Totalitäre Verkehrspolitik

Mehr Sicherheit für Velofahrer

Wer hier auf Sicherheit aus ist, der steigt vom Velo ab und schiebt sein Fahrrad über den Fussgängerstreifen.
Was sollen darum wieder abertausende Franken für ein Velolichtsignal?
Und dann noch eine Mittelinsel.
Ein sicherheitstechnisches Nogo für alle despektierlich genannten Langsamverkehrteilnehmer.

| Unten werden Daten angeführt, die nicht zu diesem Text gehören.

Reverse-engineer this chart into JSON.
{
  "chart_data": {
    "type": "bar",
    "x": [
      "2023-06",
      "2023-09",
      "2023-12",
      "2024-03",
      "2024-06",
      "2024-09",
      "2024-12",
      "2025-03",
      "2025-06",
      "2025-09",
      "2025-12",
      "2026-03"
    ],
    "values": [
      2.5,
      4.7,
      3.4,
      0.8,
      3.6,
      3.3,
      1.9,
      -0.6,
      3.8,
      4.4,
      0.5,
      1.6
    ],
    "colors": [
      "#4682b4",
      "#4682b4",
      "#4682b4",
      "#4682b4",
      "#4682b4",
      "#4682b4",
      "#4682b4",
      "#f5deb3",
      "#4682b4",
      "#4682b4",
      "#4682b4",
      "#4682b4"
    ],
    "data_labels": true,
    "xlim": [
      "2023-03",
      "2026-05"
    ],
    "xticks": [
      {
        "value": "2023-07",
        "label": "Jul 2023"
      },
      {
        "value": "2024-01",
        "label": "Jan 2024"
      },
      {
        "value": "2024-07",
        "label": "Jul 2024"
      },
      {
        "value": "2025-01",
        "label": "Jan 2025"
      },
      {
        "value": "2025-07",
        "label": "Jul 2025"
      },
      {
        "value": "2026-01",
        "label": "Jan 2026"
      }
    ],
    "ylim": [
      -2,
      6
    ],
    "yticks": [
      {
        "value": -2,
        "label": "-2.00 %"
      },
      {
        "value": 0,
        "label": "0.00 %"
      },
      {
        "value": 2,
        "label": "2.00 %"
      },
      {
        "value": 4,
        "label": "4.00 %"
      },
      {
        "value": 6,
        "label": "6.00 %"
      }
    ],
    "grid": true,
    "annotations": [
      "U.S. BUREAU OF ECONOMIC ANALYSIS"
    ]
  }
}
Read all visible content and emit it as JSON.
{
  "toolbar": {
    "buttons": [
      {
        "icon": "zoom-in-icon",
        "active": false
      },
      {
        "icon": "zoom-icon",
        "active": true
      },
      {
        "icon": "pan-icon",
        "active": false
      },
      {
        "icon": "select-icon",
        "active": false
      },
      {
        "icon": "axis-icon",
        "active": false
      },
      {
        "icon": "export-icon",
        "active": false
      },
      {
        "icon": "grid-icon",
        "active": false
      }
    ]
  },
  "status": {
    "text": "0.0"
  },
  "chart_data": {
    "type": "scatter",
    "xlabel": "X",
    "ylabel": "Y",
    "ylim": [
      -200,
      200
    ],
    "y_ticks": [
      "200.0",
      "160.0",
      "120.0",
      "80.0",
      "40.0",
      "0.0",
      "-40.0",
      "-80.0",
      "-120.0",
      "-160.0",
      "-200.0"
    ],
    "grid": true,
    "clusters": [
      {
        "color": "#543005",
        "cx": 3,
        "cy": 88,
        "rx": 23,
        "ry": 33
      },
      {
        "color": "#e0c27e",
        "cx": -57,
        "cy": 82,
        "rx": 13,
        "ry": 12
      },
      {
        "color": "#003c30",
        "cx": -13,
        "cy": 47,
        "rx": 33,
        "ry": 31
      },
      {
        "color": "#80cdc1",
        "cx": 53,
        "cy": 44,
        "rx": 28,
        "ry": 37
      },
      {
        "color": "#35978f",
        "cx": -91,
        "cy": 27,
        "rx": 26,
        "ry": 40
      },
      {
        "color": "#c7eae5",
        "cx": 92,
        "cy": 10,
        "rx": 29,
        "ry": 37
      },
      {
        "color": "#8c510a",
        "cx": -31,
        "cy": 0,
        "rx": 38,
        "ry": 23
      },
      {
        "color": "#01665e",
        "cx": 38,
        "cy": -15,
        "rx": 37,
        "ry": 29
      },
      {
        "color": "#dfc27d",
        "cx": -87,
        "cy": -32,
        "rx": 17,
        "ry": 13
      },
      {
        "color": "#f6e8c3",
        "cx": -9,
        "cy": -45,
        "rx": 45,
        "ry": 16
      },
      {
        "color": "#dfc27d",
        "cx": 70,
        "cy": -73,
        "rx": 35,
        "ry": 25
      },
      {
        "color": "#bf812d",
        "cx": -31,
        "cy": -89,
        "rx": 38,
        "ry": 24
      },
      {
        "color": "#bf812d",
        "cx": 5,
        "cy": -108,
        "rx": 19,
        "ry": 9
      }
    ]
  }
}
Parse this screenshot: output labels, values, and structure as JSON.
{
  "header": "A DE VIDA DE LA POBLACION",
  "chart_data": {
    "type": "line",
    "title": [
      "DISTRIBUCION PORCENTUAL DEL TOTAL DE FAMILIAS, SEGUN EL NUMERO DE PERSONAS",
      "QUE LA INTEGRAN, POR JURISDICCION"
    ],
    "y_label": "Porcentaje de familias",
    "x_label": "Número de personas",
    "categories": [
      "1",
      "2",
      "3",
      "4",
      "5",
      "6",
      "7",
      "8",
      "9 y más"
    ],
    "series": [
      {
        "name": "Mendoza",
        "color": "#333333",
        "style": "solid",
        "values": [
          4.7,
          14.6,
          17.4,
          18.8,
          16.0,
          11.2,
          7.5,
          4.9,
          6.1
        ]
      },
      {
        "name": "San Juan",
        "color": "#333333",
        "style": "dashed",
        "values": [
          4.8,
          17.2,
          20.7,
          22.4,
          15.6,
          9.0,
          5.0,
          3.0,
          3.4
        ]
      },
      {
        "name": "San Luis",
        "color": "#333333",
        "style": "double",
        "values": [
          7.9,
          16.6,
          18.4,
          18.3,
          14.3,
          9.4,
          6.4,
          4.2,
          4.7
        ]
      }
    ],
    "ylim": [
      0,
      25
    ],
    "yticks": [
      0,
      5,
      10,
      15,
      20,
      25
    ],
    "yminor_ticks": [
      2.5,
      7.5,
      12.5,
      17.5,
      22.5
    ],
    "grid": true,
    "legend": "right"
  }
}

In Frankreich sprechen sie von der Mobilité douce oder in Italien vom Traffico sostenibile.
Damit man in einer Grünphase als Velofahrer nur die halbe Strasse überqueren kann, während Autos die ganze Kreuzung?
Sicher obercool mitten auf einer übergeordneten Strasse zwischen winzigen Randsteineninseln zu stehen, während cm vor und hinter einem tonnenschwere Fahrzeuge mit 50 km/h vorbaurauschen.
Dann gilt noch für Fussgänger gemäss Bundesgesetz, dass von linkskommende Autos erst anhalten müssen, wenn man auf der Mittelinsel steht. Wie soll ein Kindergärtner mitten auf der Strasse auf weniger als einem Quadratmeter still stehen können?

Hier gehts nur um eines: wie man alles autogerecht konstruieren kann.
Autogerechter Veloverkehr, autogerechter Fussgängerverkehr, autogerechte Wohnquartiere, autogerechte Stadt.

Alles um die Mehrheit der auswärtigen Autofahrer zum Nachteil der Stadtbewohner zu bevorzugen.
Hat ein städtischer Autofahrer Freude, wenn er im Stau am Lichtsignal steht, der von 4/5 Auswärtigen verursacht wurde, wenn der Grossteil der städtischen Parkplätze von Agglos besetzt sind.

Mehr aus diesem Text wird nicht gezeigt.